Feb 17, 2017
From the Global Enterprise Institute
KPMG’s Global Semiconductor Outlook publication, entitled “The road to growth in semiconductors”, reveals insight from 153 worldwide semiconductor company executives. The report details strategic priorities, product expectations, perspective on the technology road map, and projections for revenue growth, profitability, and investment. Key findings include:
- The top strategic priority of executives over the next three years is “diversifying into a new business area.” The second is “acquisition, merger or joint venture.” We believe that M&A activity will continue in the industry, but with a fresh focus on acquiring adjacent technologies to spur revenue growth.
- Another avenue to growth lies in honing the organic R&D process so it is properly aligned with the future marketplace. Unfortunately, half of the respondents said their R&D spending is not efficiently aligned with current customers and a significant portion admitted their R&D spending is not efficiently aligned with future growth opportunities. The good news is that a road out of this wilderness can be built with an integrated portfolio management process.
- ASP erosion was identified as the top issue facing the industry over the next three years, fueling the need to diversify.
- Projections call for moderate revenue growth in 2017, and this is having a downstream impact of restrained expectations for operating profitability and investment. Three-year outlooks are similar, indicating that the industry is maturing.

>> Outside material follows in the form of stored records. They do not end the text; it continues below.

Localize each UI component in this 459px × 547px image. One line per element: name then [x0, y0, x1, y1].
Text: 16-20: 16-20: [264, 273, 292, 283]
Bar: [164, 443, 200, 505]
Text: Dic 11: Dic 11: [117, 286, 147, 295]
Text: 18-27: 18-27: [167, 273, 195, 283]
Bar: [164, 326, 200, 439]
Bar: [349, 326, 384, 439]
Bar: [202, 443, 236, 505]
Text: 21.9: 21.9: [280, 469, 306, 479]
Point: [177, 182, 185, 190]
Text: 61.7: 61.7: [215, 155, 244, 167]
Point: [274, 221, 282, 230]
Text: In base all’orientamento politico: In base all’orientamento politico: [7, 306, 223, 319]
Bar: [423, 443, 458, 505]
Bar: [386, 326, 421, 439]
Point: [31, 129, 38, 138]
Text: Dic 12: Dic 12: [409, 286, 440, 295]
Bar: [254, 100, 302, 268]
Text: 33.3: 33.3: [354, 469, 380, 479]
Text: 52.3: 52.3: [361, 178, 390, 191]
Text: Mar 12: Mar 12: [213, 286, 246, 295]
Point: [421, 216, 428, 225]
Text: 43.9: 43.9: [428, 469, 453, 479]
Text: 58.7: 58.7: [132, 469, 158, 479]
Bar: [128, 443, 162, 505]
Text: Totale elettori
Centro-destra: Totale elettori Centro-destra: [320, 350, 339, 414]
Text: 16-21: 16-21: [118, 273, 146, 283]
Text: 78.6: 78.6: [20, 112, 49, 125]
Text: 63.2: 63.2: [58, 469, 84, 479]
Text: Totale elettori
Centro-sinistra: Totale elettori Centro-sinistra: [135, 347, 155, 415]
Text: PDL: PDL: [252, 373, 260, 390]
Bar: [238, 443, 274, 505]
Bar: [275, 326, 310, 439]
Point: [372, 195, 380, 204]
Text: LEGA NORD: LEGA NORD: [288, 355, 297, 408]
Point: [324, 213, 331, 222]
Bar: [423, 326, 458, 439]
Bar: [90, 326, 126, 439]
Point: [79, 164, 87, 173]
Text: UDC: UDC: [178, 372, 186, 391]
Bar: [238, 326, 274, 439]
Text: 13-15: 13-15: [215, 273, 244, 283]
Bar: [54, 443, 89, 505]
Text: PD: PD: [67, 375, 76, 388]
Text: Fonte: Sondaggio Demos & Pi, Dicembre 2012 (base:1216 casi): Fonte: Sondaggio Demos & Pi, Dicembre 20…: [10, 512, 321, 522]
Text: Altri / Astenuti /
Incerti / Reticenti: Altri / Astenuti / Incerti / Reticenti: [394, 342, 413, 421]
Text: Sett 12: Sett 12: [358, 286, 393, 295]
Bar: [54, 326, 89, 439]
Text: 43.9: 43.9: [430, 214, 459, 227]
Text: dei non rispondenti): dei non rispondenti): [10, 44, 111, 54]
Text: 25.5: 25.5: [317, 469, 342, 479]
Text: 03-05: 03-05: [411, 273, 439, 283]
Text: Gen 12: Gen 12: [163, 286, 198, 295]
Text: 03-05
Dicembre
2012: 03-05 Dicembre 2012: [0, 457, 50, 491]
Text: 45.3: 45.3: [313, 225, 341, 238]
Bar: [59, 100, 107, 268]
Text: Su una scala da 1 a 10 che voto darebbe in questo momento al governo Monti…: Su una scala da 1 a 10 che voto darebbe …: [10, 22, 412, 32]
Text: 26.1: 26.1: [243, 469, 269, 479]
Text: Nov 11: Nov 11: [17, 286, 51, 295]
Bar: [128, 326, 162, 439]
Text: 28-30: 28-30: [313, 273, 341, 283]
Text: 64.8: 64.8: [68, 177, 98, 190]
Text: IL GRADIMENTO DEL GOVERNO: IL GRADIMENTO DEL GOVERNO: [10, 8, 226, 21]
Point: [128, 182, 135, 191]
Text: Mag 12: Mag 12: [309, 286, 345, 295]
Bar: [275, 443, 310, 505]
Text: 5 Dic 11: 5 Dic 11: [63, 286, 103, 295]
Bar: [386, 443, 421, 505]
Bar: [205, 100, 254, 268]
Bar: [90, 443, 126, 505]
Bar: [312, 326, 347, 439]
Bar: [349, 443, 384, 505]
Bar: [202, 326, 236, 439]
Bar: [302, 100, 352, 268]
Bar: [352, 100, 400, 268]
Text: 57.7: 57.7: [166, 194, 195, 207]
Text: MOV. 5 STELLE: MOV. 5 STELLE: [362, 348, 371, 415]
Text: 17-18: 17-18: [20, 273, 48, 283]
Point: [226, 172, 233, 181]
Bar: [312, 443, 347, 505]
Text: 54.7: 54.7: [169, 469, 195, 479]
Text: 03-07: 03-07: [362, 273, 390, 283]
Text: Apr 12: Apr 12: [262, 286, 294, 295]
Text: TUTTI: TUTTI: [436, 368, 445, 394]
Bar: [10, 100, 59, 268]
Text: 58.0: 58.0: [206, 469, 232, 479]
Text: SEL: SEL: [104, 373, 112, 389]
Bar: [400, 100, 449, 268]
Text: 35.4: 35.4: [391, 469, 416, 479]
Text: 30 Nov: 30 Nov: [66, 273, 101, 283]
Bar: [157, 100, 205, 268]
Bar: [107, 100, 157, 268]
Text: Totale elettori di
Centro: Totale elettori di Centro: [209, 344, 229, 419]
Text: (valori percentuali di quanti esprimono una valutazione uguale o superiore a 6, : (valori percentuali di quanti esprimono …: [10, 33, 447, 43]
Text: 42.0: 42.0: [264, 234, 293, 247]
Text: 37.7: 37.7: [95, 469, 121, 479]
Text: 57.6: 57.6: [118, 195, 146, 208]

- Sensors/MEMS (microelectromechanical systems) jumped to the top as the sector expected to provide the strongest growth opportunity in 2017. Wireless communications, IoT, and automotive are viewed as the most important applications driving revenue over the next three years.
- Roughly half of the respondents believe that Moore’s law will continue unabated or continue with extended intervals while the other half feels that it has already ended or will end with the current technologies under development. To hedge against this, many companies aim to improve and repurpose existing technologies.